WASHINGTON – Top Kremlin operatives and a flamboyant Russian politician reaped millions of dollars in profits under the U.N. oil-for-food program by selling oil that Iraqi leader Saddam Hussein allowed them to buy at a deep discount, a Senate investigation has concluded.
The allegations – which include descriptions of kickbacks to Saddam – are detailed in hundreds of pages of reports and documents made public Sunday night by the Senate Permanent Subcommittee on Investigations in advance of a hearing Tuesday.
The documents outline a trail of oil and money that leads directly from Iraq to the Kremlin and the former chief of staff to Russian President Vladimir Putin and former President Boris Yeltsin. The report said Iraq sought to influence and reward the Russian government because it sits on the U.N. Security Council that oversaw sanctions against the Saddam government. Russia repeatedly sided with Iraq on issues before the Security Council.
A Russian Embassy spokesman in Washington said it received the reports but couldn’t yet discuss them.
A CIA report last year said Saddam granted top political leaders from around the world the opportunity to buy Iraqi oil at a discount.
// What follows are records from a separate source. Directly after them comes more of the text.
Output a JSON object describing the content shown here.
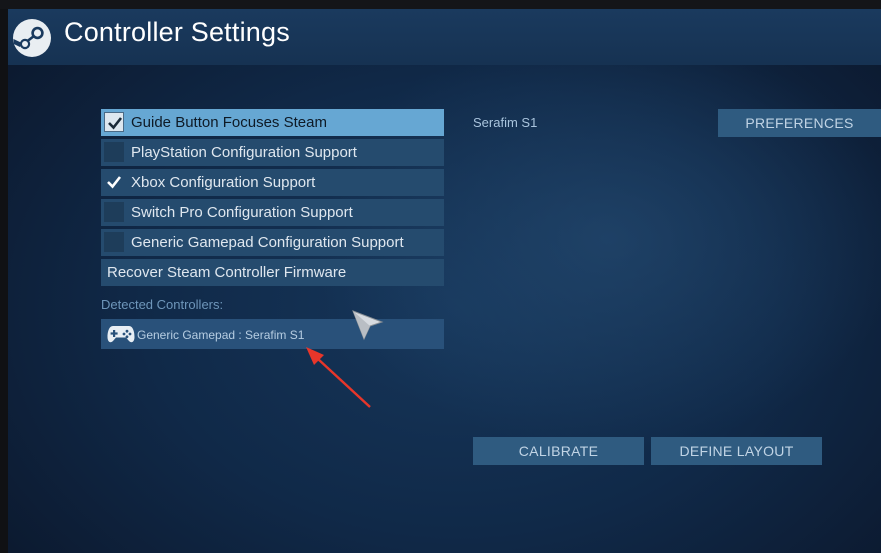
{
  "header": {
    "title": "Controller Settings"
  },
  "options": [
    {
      "label": "Guide Button Focuses Steam",
      "checked": true,
      "selected": true
    },
    {
      "label": "PlayStation Configuration Support",
      "checked": false
    },
    {
      "label": "Xbox Configuration Support",
      "checked": true
    },
    {
      "label": "Switch Pro Configuration Support",
      "checked": false
    },
    {
      "label": "Generic Gamepad Configuration Support",
      "checked": false
    }
  ],
  "firmware_button": "Recover Steam Controller Firmware",
  "detected": {
    "label": "Detected Controllers:",
    "controllers": [
      {
        "name": "Generic Gamepad : Serafim S1",
        "icon": "gamepad-icon"
      }
    ]
  },
  "right_panel": {
    "controller_name": "Serafim S1",
    "preferences_label": "PREFERENCES",
    "calibrate_label": "CALIBRATE",
    "define_layout_label": "DEFINE LAYOUT"
  },
  "colors": {
    "accent": "#66a7d3",
    "button": "#2f5b80",
    "annotation_arrow": "#e8362a"
  }
}
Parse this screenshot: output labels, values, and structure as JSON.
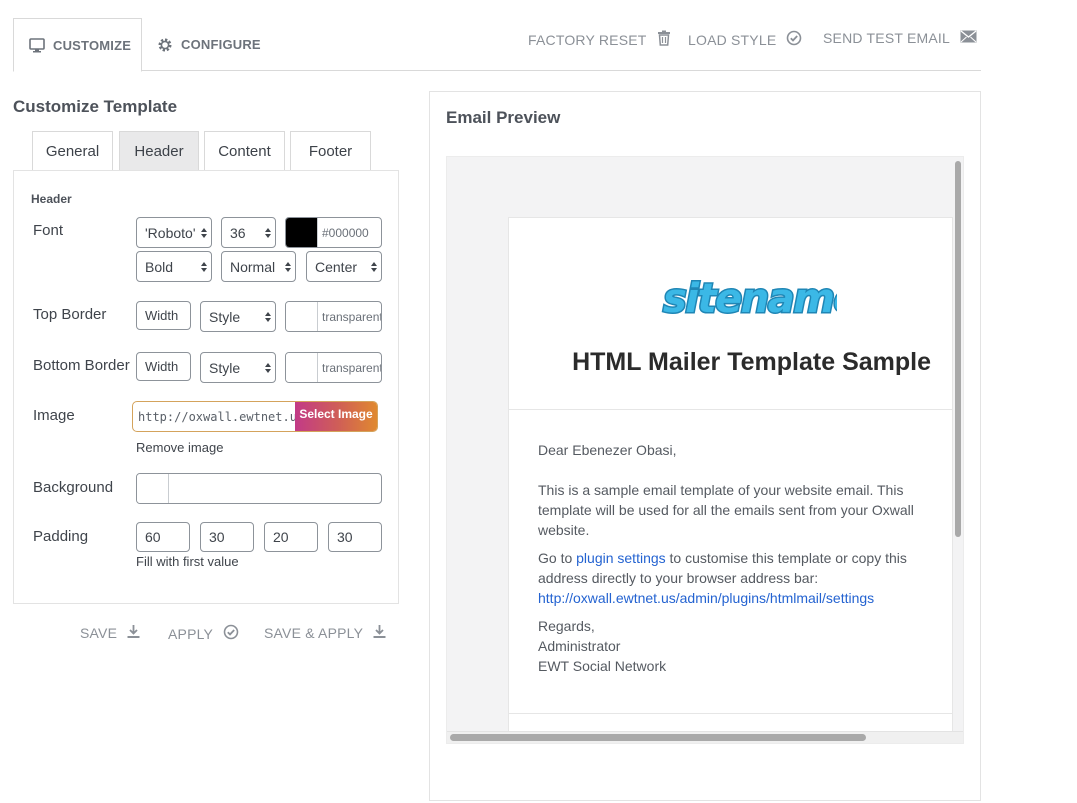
{
  "top_tabs": [
    {
      "label": "CUSTOMIZE",
      "icon": "monitor-icon",
      "active": true
    },
    {
      "label": "CONFIGURE",
      "icon": "gear-icon",
      "active": false
    }
  ],
  "top_actions": {
    "factory_reset": "FACTORY RESET",
    "load_style": "LOAD STYLE",
    "send_test_email": "SEND TEST EMAIL"
  },
  "customize": {
    "title": "Customize Template",
    "tabs": [
      "General",
      "Header",
      "Content",
      "Footer"
    ],
    "active_tab": "Header",
    "panel_heading": "Header",
    "font": {
      "label": "Font",
      "family": "'Roboto'",
      "size": "36",
      "color_hex": "#000000",
      "color_text": "#000000",
      "weight": "Bold",
      "style": "Normal",
      "align": "Center"
    },
    "top_border": {
      "label": "Top Border",
      "width_placeholder": "Width",
      "style": "Style",
      "color_text": "transparent"
    },
    "bottom_border": {
      "label": "Bottom Border",
      "width_placeholder": "Width",
      "style": "Style",
      "color_text": "transparent"
    },
    "image": {
      "label": "Image",
      "url": "http://oxwall.ewtnet.us/",
      "select_label": "Select Image",
      "remove_label": "Remove image"
    },
    "background": {
      "label": "Background"
    },
    "padding": {
      "label": "Padding",
      "values": [
        "60",
        "30",
        "20",
        "30"
      ],
      "note": "Fill with first value"
    },
    "actions": {
      "save": "SAVE",
      "apply": "APPLY",
      "save_apply": "SAVE & APPLY"
    }
  },
  "preview": {
    "title": "Email Preview",
    "logo_text": "sitename",
    "email_title": "HTML Mailer Template Sample",
    "greeting": "Dear Ebenezer Obasi,",
    "paragraph1": "This is a sample email template of your website email. This template will be used for all the emails sent from your Oxwall website.",
    "p2_before": "Go to ",
    "p2_link": "plugin settings",
    "p2_after": " to customise this template or copy this address directly to your browser address bar:",
    "settings_url": "http://oxwall.ewtnet.us/admin/plugins/htmlmail/settings",
    "regards": "Regards,",
    "signer": "Administrator",
    "network": "EWT Social Network"
  },
  "colors": {
    "accent_gradient_start": "#c23a87",
    "accent_gradient_end": "#e0892f",
    "logo_blue": "#3bb8e6",
    "link_blue": "#2463d1"
  }
}
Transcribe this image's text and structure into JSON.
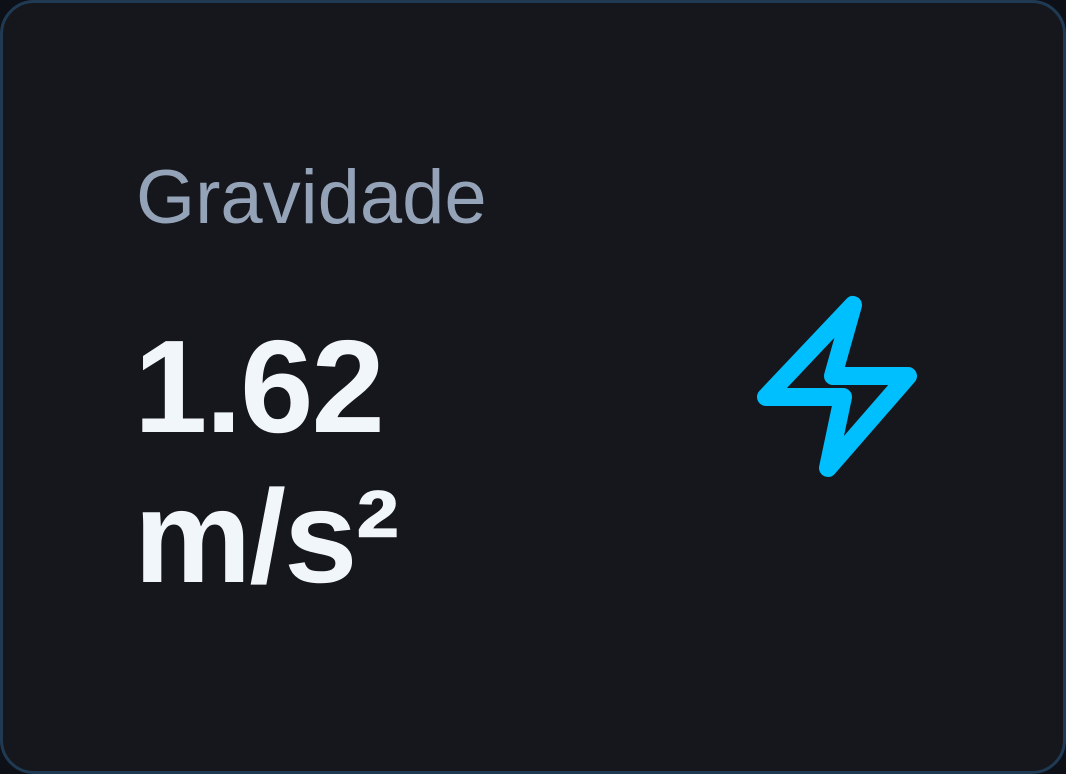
{
  "stat_card": {
    "label": "Gravidade",
    "value_number": "1.62",
    "value_unit": "m/s²",
    "icon": "lightning-bolt-icon",
    "accent_color": "#00bfff"
  }
}
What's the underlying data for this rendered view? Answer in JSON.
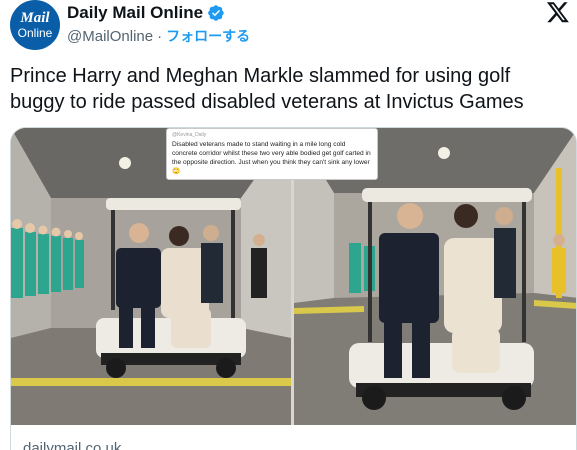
{
  "account": {
    "avatar_text_top": "Mail",
    "avatar_text_bottom": "Online",
    "display_name": "Daily Mail Online",
    "handle": "@MailOnline",
    "separator": "·",
    "follow_label": "フォローする"
  },
  "tweet": {
    "text": "Prince Harry and Meghan Markle slammed for using golf buggy to ride passed disabled veterans at Invictus Games"
  },
  "media": {
    "caption_handle": "@Kevina_Daily",
    "caption_text": "Disabled veterans made to stand waiting in a mile long cold concrete corridor whilst these two very able bodied get golf carted in the opposite direction. Just when you think they can't sink any lower 🙄"
  },
  "link_card": {
    "domain": "dailymail.co.uk"
  },
  "colors": {
    "brand_blue": "#0a5ea8",
    "follow_blue": "#1d9bf0",
    "verified_blue": "#1d9bf0",
    "muted_text": "#536471"
  },
  "icons": [
    "verified-badge-icon",
    "x-logo-icon"
  ]
}
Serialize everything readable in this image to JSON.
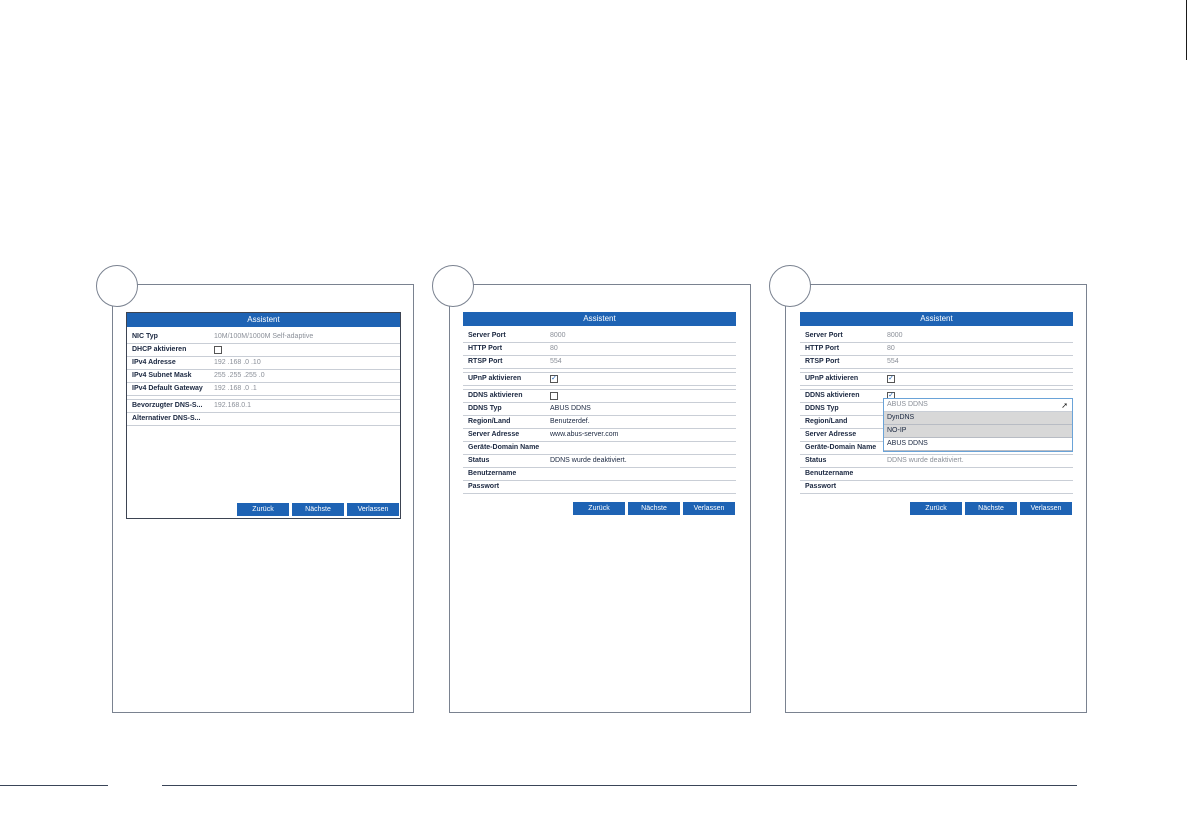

But the Senate report presents more detailed evidence, alleging Russian officials took up the offer and profited handsomely.
The reports allege Russian politician Vladimir Zhirinovsky, several Russian entities and a Houston-based oil trading company, Bayoil, “paid millions of dollars in illegal, under-the-table surcharges to the Hussein regime in connection with these oil transactions.” U.S. officials say Saddam used illicit proceeds from oil sales to buy weapons, among other things.
Iraq’s U.N. ambassador, Feisal Amin Istrabadi, said Russia was one of dozens of countries that took advantage of Iraq’s oil wealth.
The reports were given to reporters Friday on condition that articles about them not be published until today.
These are the latest allegations over the U.N. program established to provide Iraq a partial exemption from economic sanctions, allowing it to sell oil to buy food, medicine and humanitarian goods.
The program limited Saddam’s acquisition of weapons of mass destruction and improved humanitarian conditions for Iraqis. But Saddam siphoned more than $2 billion by charging kickbacks to companies that traded with Baghdad, U.S. investigators say.
The problems have caused some U.S. lawmakers to call for the ouster of U.N. Secretary General Kofi Annan.